There had been other light touches like those on my wrists in the hotel bar. A neighbor’s hands brushing against my stomach in passing, a friend’s extra long caresses on my shoulders and neck. A man spilled beer down my leg at a community celebration once and brushed it off, letting his fingers linger on my calf. And I recognized some of you the way I recognize my American brothers on the street: something loose in the gait, that half-moment pause in the eyes as if asking, “Are you one of us?”
Friends, I still think of you often. I still see you on Facebook sometimes, friends of Volunteers who still live in Ethiopia. I envy those straight friends and what they can know. Why is it that my straight friends have always been able to know my people? What must it be like not to risk that?

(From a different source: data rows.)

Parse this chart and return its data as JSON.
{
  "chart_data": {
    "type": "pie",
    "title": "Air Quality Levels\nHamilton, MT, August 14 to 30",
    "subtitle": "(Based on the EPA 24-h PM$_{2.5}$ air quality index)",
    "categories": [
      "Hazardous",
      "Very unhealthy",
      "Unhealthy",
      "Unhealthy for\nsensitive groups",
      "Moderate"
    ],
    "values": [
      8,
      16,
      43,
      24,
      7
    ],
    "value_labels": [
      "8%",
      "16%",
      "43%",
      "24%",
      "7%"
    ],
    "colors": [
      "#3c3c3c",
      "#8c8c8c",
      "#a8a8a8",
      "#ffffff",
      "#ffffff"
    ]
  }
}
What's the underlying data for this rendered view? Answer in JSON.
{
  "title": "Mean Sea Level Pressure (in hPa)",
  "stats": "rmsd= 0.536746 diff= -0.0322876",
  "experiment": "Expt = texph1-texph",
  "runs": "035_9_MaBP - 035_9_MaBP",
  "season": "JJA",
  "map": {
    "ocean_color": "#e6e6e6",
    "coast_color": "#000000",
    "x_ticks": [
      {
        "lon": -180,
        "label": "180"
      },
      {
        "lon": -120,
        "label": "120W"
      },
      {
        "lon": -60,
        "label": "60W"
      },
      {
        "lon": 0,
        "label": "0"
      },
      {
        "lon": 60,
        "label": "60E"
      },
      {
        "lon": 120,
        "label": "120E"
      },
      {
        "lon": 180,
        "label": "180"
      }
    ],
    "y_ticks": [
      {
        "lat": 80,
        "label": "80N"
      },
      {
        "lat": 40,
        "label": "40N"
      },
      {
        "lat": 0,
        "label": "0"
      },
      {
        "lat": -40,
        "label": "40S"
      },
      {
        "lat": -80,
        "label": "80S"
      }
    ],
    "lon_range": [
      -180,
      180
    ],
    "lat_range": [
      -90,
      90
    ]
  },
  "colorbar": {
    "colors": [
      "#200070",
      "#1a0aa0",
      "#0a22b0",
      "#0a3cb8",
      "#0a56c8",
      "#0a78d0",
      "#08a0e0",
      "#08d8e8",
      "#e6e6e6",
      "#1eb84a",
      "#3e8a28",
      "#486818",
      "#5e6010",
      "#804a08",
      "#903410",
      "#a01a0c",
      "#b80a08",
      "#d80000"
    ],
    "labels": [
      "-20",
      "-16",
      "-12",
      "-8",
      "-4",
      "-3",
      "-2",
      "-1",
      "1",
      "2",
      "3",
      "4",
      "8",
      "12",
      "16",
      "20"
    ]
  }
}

But, one story: My neighbor up north was about twenty-two years old. She was from the capital and spoke fluent American English with little accent. We spent many evenings with my site mates, mixing our cheap wine with Coke and Mirinda to lessen the bitterness. We were sure she knew about me; no one could watch as much American TV as she did and not know. One Sunday, she told me she’d made too much for lunch and invited me over. She handed me a plate of scrambled eggs and fried potatoes. I looked at the food and asked, “How long have you known I’m gay?”
“You’re gay?” she asked, incredulous.
“Oh, honey,” I said.
“But what about your girlfriend?!”
“Oh, HONEY,” I repeated.
I came clean. I told her about the alibi girlfriend, the counseling session, the touches. Other than the counselor, this was the first time I had ever been completely honest with an Ethiopian. I was worried; I’d done what we were told never to do.
She thought for a moment and said, “You know, I’m kind of proud of myself. I always thought I’d be okay with people being gay, and now I know I am! Gay people are kind of like celebrities. You know they exist, but you never think you’ll meet one. Now, let’s go get a bottle of wine and talk all afternoon!”
Dear friends, I ache for the time we couldn’t spend together. I wanted, so much, to know you, extending our solidarity and love to each other; our world has been treacherous and dark. But there are allies. They show themselves over time. I hope it’s true what the counselor told me:
“Right now in Ethiopia, it’s like the 1960s in America. The sexual revolution in America was so violent in the 1960s, but in time it calmed down.”
Peace Corps-Ethiopia was finally required by Headquarters in Washington, DC to administer Safe Zoning training to its staff. I had already returned to the United States by that point, but a Gay Volunteer, friend of mine, who was still there said the staff wished afterward that they didn’t know there were Queer Volunteers in Ethiopia. I still struggle to help my American friends understand my Peace Corps story. It was often heartbreaking and difficult; it was not what I expected. Some in the Peace Corps family are changing minds and hearts, and others are still waiting for the calm in the storm.